A oficina de cerâmica que funciona na “olaria do Alto de Saboga” vai encerrar no final do corrente ano.
Vitor Amaral *
Uma das atividades mais prósperas de Ovar desde final do Séc. XIX até meados do Séc. XX foi a olaria. Há registo de mais de vinte olarias na primeira década do último século; No entanto, há cerca de 30 anos que esta nobre atividade, que também tinha uma grande componente de arte, foi totalmente extinta.
Porém, o nosso município sempre reconheceu a importância que esta atividade teve, especialmente na cidade de Ovar, ao ponto de atribuir o seu nome a um largo, que é o atual Largo da Olaria, onde se localizavam várias daquela mais de duas dezenas de olarias.
Que tenhamos conhecimento, em Ovar restam apenas dois imóveis que serviram de olarias. Uma delas era conhecida como “olaria do Regalado”, em S. Miguel e a outra, no Alto de Saboga, foi conhecida como “olaria do Estarreja”, por pertencer ao oleiro Sr. Evaristo Estarreja, mas era conhecida sobretudo como “olaria do Alto de Saboga”.
A primeira, com forno de maior dimensão e com uma produção que não se ficava apenas pelo fabrico de vasos, cântaros e outros artefactos de barro, foi também muito conhecida pelo fabrico do designado “tijolo burro”, pertenceu e ainda pertence à Família Regalado, tendo sido o Sr. António Maria Regalado um dos últimos oleiros da cidade.
A segunda, apesar de ser de menor dimensão em todos os aspetos, continuou a ser objeto de visita, graças ao facto de ali ter passado a funcionar uma oficina de cerâmica, de peças decorativas, que ainda se mantém aberta e que, por isso, proporciona o contacto direto com o primitivo forno a lenha, que se mantém intacto, tal como era há cem anos, e o poço onde se amassava o barro, pisado a pés, como se pisavam e ainda pisam em alguns casos as uvas nos lagares.
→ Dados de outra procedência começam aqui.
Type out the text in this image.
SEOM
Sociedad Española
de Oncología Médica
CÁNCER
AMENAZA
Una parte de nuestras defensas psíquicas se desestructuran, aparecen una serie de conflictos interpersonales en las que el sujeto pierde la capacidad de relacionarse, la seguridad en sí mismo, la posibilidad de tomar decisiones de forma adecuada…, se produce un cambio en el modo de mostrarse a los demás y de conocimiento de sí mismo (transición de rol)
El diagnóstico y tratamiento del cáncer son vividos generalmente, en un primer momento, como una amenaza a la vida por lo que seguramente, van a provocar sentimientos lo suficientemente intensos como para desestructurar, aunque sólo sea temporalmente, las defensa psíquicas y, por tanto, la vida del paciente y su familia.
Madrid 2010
A entrada neste espaço faz-nos recuar no tempo e a uma época que, apesar da maior parte dos vareiros atuais não a ter vivido, traz a recordação da prosperidade duma indústria que muito projetou Ovar.
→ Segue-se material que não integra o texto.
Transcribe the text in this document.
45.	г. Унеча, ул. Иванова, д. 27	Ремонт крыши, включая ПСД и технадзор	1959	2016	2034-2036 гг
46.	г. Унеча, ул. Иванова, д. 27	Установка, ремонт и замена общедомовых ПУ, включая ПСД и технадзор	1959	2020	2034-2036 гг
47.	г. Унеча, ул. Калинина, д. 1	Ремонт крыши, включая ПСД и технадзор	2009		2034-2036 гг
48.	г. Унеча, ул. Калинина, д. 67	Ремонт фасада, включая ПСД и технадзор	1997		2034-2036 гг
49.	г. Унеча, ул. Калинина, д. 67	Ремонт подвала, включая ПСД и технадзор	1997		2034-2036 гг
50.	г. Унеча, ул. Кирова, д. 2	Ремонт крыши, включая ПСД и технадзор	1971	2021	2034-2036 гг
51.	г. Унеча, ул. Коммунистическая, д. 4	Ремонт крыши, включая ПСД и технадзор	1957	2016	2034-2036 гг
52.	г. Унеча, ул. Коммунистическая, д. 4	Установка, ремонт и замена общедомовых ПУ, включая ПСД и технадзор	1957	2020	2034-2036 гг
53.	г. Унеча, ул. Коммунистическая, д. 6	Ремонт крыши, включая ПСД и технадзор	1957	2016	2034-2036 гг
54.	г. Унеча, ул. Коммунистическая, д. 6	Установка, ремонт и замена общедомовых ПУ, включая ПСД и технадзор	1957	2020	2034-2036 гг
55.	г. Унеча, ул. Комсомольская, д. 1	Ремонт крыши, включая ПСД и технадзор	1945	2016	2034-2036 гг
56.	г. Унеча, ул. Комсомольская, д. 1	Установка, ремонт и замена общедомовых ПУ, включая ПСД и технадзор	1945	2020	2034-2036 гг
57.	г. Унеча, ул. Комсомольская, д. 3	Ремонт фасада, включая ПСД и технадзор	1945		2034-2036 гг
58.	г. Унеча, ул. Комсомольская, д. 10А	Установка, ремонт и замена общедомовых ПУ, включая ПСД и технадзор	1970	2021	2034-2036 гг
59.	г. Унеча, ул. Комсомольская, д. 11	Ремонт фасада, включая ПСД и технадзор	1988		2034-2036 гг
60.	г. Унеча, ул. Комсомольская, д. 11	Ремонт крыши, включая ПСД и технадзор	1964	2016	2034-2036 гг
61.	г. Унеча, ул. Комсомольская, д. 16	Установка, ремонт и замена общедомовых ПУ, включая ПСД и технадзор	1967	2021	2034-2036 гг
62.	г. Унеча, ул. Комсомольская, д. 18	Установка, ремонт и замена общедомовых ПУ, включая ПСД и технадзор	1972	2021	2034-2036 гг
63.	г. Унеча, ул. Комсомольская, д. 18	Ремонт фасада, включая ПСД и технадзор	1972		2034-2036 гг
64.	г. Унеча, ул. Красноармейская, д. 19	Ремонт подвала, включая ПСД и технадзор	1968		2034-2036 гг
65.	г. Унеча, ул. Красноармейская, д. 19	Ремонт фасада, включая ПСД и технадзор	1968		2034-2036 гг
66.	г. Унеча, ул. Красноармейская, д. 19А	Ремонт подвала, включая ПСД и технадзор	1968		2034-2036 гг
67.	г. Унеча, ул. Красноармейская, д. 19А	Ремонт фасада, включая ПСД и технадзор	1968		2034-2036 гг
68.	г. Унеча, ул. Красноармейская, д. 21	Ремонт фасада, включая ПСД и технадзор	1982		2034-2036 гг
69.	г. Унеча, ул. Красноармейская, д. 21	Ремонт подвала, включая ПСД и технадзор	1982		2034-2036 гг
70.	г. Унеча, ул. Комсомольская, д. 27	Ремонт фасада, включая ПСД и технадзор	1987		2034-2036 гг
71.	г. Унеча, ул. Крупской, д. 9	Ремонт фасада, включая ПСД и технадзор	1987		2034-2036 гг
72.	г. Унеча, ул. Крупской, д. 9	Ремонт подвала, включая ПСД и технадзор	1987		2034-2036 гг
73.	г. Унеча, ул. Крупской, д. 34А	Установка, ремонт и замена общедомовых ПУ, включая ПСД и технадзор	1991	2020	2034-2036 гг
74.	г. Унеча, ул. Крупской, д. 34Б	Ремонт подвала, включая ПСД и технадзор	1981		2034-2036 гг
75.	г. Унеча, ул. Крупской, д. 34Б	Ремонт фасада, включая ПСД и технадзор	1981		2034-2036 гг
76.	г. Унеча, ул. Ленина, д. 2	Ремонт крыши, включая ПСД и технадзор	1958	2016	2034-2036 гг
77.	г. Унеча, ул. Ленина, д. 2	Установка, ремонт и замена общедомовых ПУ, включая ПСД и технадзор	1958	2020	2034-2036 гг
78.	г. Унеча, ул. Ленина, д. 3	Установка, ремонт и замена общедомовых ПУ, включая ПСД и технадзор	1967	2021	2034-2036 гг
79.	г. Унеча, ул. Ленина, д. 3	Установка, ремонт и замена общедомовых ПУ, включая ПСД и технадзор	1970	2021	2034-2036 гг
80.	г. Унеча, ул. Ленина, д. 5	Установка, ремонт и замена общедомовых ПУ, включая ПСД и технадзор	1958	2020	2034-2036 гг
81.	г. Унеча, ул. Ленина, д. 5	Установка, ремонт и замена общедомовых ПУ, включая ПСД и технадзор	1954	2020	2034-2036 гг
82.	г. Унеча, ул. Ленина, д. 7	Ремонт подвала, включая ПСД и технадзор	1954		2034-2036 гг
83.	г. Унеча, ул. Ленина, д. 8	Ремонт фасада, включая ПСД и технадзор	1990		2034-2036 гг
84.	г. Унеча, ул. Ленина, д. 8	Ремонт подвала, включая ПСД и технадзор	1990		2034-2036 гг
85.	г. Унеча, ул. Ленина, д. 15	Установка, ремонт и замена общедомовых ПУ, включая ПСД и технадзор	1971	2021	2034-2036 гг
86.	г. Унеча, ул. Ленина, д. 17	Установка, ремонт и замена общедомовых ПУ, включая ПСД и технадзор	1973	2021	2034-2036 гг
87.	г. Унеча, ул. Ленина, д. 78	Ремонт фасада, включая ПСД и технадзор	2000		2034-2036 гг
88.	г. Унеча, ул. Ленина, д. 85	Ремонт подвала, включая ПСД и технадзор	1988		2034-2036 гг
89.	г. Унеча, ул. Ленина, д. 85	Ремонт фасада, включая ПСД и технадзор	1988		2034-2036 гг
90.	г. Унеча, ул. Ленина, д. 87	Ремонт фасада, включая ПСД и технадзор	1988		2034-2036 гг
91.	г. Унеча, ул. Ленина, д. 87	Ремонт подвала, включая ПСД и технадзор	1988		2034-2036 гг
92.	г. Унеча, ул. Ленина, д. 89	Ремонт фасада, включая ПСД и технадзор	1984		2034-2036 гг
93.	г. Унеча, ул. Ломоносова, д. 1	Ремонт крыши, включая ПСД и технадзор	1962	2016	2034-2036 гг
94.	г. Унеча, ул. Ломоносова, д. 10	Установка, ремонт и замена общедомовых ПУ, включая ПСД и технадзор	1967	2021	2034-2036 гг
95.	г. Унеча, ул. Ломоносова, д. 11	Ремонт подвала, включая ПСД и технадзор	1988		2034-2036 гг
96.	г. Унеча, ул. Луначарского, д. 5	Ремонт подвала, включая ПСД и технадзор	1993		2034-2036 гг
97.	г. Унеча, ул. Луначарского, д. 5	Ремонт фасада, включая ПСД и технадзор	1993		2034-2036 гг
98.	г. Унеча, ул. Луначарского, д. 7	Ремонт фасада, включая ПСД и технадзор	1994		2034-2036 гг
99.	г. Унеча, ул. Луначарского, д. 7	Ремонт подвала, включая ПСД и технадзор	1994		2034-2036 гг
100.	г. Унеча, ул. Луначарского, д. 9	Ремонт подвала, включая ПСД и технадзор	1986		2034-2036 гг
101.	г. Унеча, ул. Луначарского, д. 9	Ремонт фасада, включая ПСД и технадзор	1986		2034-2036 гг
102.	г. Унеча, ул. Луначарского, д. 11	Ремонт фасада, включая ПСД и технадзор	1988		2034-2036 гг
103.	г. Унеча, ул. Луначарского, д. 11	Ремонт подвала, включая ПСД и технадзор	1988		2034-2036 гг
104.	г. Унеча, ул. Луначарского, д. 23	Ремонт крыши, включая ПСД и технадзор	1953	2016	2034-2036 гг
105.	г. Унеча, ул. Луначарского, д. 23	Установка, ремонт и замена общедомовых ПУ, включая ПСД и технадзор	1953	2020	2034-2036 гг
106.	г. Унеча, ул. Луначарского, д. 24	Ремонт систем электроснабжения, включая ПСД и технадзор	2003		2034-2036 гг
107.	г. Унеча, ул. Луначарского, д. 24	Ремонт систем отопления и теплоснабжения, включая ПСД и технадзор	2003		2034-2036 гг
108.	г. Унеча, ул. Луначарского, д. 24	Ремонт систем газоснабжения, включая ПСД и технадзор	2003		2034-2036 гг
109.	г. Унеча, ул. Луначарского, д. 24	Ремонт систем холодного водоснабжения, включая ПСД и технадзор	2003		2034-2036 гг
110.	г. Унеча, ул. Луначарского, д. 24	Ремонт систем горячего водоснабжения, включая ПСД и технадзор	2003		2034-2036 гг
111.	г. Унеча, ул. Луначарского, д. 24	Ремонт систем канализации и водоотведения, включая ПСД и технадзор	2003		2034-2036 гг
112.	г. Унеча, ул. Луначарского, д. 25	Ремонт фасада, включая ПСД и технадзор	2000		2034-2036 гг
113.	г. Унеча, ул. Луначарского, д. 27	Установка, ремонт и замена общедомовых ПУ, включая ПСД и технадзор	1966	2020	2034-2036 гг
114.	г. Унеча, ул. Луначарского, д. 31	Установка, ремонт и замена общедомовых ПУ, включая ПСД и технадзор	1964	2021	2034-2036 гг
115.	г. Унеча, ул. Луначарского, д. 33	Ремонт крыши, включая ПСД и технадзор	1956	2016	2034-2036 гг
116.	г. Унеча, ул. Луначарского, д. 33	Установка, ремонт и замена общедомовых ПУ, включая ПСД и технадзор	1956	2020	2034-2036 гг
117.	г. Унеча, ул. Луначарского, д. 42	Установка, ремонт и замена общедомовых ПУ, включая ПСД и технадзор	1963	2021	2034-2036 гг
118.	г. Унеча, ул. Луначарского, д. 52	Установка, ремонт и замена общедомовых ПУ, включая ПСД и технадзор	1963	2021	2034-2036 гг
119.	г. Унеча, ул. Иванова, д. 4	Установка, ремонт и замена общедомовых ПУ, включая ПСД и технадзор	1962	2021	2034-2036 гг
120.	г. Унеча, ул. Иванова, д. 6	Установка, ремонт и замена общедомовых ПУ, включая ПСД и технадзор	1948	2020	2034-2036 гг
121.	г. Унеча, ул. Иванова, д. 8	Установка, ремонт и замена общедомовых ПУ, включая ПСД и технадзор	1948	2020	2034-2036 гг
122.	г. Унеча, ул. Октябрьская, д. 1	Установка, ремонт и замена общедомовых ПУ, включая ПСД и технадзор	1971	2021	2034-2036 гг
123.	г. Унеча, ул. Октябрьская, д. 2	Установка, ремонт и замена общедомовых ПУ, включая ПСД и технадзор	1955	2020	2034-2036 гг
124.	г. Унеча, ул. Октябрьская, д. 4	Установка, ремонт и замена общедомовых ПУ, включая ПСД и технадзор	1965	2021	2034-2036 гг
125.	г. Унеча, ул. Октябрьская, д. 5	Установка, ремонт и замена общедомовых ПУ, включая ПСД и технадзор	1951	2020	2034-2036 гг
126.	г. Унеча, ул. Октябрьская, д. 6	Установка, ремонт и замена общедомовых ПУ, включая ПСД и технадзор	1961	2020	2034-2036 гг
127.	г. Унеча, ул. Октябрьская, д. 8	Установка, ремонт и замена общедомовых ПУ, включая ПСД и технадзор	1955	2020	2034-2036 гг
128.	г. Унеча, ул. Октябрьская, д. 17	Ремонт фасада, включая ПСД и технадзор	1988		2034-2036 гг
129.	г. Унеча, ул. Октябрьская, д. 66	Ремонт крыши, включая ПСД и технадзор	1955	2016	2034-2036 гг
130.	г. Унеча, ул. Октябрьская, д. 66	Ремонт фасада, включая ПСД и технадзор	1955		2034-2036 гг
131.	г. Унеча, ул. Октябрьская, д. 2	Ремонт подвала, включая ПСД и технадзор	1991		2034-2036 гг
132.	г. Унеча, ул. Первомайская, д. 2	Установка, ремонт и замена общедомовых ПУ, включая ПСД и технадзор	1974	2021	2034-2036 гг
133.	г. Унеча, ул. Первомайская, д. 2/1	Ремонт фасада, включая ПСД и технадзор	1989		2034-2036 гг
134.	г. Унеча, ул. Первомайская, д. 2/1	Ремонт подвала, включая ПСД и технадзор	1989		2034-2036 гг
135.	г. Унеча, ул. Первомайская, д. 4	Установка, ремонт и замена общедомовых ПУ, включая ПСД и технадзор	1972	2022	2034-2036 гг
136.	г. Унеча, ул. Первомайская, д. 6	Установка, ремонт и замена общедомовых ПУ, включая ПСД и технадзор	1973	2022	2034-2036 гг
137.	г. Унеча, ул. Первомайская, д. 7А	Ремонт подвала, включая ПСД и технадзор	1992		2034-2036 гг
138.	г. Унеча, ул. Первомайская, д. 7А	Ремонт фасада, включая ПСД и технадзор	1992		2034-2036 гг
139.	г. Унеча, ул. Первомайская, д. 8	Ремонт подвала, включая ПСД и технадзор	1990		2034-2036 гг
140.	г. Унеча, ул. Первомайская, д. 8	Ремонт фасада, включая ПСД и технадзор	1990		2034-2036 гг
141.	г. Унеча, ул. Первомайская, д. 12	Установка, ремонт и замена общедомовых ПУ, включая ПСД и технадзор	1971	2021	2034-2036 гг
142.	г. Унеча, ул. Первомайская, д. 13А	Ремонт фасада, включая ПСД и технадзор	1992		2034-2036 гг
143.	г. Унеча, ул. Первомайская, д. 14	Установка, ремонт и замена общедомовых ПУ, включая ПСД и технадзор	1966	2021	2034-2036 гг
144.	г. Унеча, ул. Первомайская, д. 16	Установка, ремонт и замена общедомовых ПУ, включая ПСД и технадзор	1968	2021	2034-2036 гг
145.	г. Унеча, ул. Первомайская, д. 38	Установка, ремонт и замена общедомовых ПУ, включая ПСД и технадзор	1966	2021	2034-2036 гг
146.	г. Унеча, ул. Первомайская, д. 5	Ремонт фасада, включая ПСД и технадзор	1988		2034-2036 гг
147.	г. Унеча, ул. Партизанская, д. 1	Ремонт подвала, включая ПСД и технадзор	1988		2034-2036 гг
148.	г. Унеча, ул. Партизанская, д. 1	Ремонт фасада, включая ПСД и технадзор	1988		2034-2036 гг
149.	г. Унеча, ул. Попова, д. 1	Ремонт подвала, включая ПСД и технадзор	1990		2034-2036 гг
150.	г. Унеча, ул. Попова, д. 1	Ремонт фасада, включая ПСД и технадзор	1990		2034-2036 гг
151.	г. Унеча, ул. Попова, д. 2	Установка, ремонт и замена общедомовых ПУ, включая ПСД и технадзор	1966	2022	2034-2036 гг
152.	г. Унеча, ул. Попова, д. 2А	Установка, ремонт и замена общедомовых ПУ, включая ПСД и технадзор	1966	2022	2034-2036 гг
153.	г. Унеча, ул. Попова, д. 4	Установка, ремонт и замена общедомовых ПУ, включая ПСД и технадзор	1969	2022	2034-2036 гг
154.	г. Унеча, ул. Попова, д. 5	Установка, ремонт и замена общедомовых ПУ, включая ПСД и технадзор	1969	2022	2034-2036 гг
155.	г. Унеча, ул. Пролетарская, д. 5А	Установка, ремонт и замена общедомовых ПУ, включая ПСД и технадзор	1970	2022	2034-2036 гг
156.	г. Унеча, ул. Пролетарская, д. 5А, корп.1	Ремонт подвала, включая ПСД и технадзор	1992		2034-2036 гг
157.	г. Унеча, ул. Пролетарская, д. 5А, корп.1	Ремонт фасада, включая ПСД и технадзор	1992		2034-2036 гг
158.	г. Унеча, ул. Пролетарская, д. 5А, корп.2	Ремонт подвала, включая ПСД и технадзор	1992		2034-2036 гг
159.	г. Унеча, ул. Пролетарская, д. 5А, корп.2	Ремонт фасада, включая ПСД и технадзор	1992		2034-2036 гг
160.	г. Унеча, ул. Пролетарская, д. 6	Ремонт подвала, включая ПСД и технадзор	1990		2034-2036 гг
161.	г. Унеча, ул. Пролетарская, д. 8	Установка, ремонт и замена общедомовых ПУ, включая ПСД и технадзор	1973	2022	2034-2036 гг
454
Tivemos conhecimento que a oficina de cerâmica que funciona na “olaria do Alto de Saboga” vai encerrar no final do corrente ano, por iniciativa das atuais proprietárias do imóvel. Se o encerramento ao público deste espaço é uma mera questão de direito privado a que a autarquia está e se deve manter alheia, já o destino a dar àquele imóvel é de interesse público e daí que se traga este assunto a uma reunião de Câmara.
Assim, pretendemos saber do executivo em permanência o seguinte:
1. Se reconhece que a olaria foi uma atividade marcante para o nosso município e especialmente para a cidade de Ovar até meados da segunda metade do Séc. XX, pese o facto (que se assinala de forma positiva) de estar patente na Escola de Artes e Ofícios uma exposição sobre o tema promovida pela Câmara;
2. Se tem inventariado os imóveis existentes na atualidade onde funcionaram algumas dessas olarias;
3. Se considera de relevante interesse cultural para o município que, no caso concreto das olarias, se acautele a salvaguarda, a conservação e a valorização de algum desses imóveis, como forma de manter acesa na memória das gerações vindouras o que de mais relevante marcou a nossa cidade e o nosso município;
4. Em caso afirmativo, se pondera colocar em discussão pública a possibilidade de vir a classificar esses imóveis ou algum deles, como sendo de interesse municipal, sabendo-se que, apesar de não ser consensual, a “classificação de bens culturais como de interesse municipal incumbe aos municípios, embora careça de prévio parecer” dos competentes serviços do Estado;
5. Se entrou nos serviços da Câmara algum projeto de demolição da designada “Olaria do Alto de Saboga” e, consequentemente, de construção de novo ou novos edifícios naquele local;
6. Em caso afirmativo, se pensa salvaguardar um possível interesse municipal daquele imóvel, sem prejuízo de ajustar a este o interesse particular dos seus legítimos proprietários.”
* Vereador do PS na Câmara de Ovar, requerimento apresentado na reunião de 5 de julho de 2018.